L’avortement représente aussi un coût important au niveau du transport, du logement, du temps et surtout de l’acte et des frais médicaux. Dans certains pays, la sécurité sociale et les assurances maladies ne prennent pas en charge les frais liés à ces interventions. Seules les femmes avec des ressources financières suffisantes peuvent se permettre de partir à l’étranger pour avorter en dehors des délais légaux de leur pays d’origine.
Alors, on progresse ?
L’Europe se trouve aujourd’hui à un carrefour. Dans certains pays, le droit à l’avortement se renforce tandis que dans d’autres, il reste fragile. Face à cette réalité, la question n’est plus seulement de savoir si l’avortement doit être autorisé, mais comment garantir l’accès réel, sans discrimination, et comment protéger ce droit contre les vents contraires.

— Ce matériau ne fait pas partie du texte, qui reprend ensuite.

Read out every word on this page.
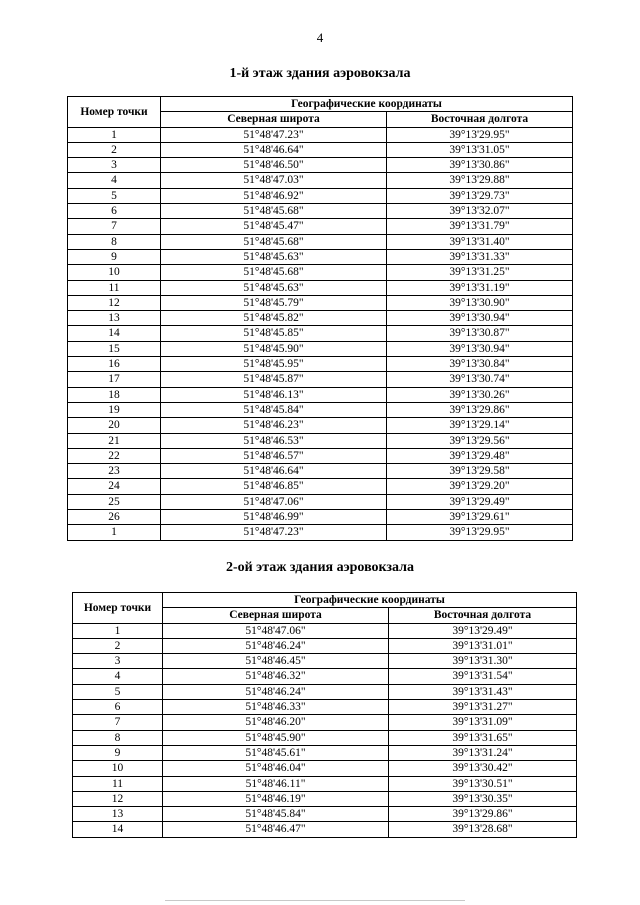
4
1-й этаж здания аэровокзала
Номер точки	Географические координаты	
	Северная широта	Восточная долгота
1	51°48'47.23"	39°13'29.95"
2	51°48'46.64"	39°13'31.05"
3	51°48'46.50"	39°13'30.86"
4	51°48'47.03"	39°13'29.88"
5	51°48'46.92"	39°13'29.73"
6	51°48'45.68"	39°13'32.07"
7	51°48'45.47"	39°13'31.79"
8	51°48'45.68"	39°13'31.40"
9	51°48'45.63"	39°13'31.33"
10	51°48'45.68"	39°13'31.25"
11	51°48'45.63"	39°13'31.19"
12	51°48'45.79"	39°13'30.90"
13	51°48'45.82"	39°13'30.94"
14	51°48'45.85"	39°13'30.87"
15	51°48'45.90"	39°13'30.94"
16	51°48'45.95"	39°13'30.84"
17	51°48'45.87"	39°13'30.74"
18	51°48'46.13"	39°13'30.26"
19	51°48'45.84"	39°13'29.86"
20	51°48'46.23"	39°13'29.14"
21	51°48'46.53"	39°13'29.56"
22	51°48'46.57"	39°13'29.48"
23	51°48'46.64"	39°13'29.58"
24	51°48'46.85"	39°13'29.20"
25	51°48'47.06"	39°13'29.49"
26	51°48'46.99"	39°13'29.61"
1	51°48'47.23"	39°13'29.95"
2-ой этаж здания аэровокзала
Номер точки	Географические координаты	
	Северная широта	Восточная долгота
1	51°48'47.06"	39°13'29.49"
2	51°48'46.24"	39°13'31.01"
3	51°48'46.45"	39°13'31.30"
4	51°48'46.32"	39°13'31.54"
5	51°48'46.24"	39°13'31.43"
6	51°48'46.33"	39°13'31.27"
7	51°48'46.20"	39°13'31.09"
8	51°48'45.90"	39°13'31.65"
9	51°48'45.61"	39°13'31.24"
10	51°48'46.04"	39°13'30.42"
11	51°48'46.11"	39°13'30.51"
12	51°48'46.19"	39°13'30.35"
13	51°48'45.84"	39°13'29.86"
14	51°48'46.47"	39°13'28.68"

L’initiative européenne My voice, my choice pourrait transformer l’avenir du droit à l’avortement. Portée par un collectif de femmes militantes à travers plusieurs pays européens, cette initiative propose la mise en place d’un fonds de solidarité entre États membres volontaires de l’Union européenne. L’objectif ? Permettre aux femmes vivant dans des pays où l’accès à l’IVG est restreint de se rendre dans d’autres pays européens pour y avorter en toute sécurité, avec un remboursement pris en charge par ce fonds commun. Cette initiative incarne une vision d’Europe solidaire et engagée pour les droits des femmes, où la liberté de disposer de son corps existe pleinement. Si l’initiative se concrétise, elle pourrait marquer un tournant historique vers une égalité réelle en matière de droits reproductifs sur le continent. Le vote doit se faire au Parlement européen au mois de décembre prochain.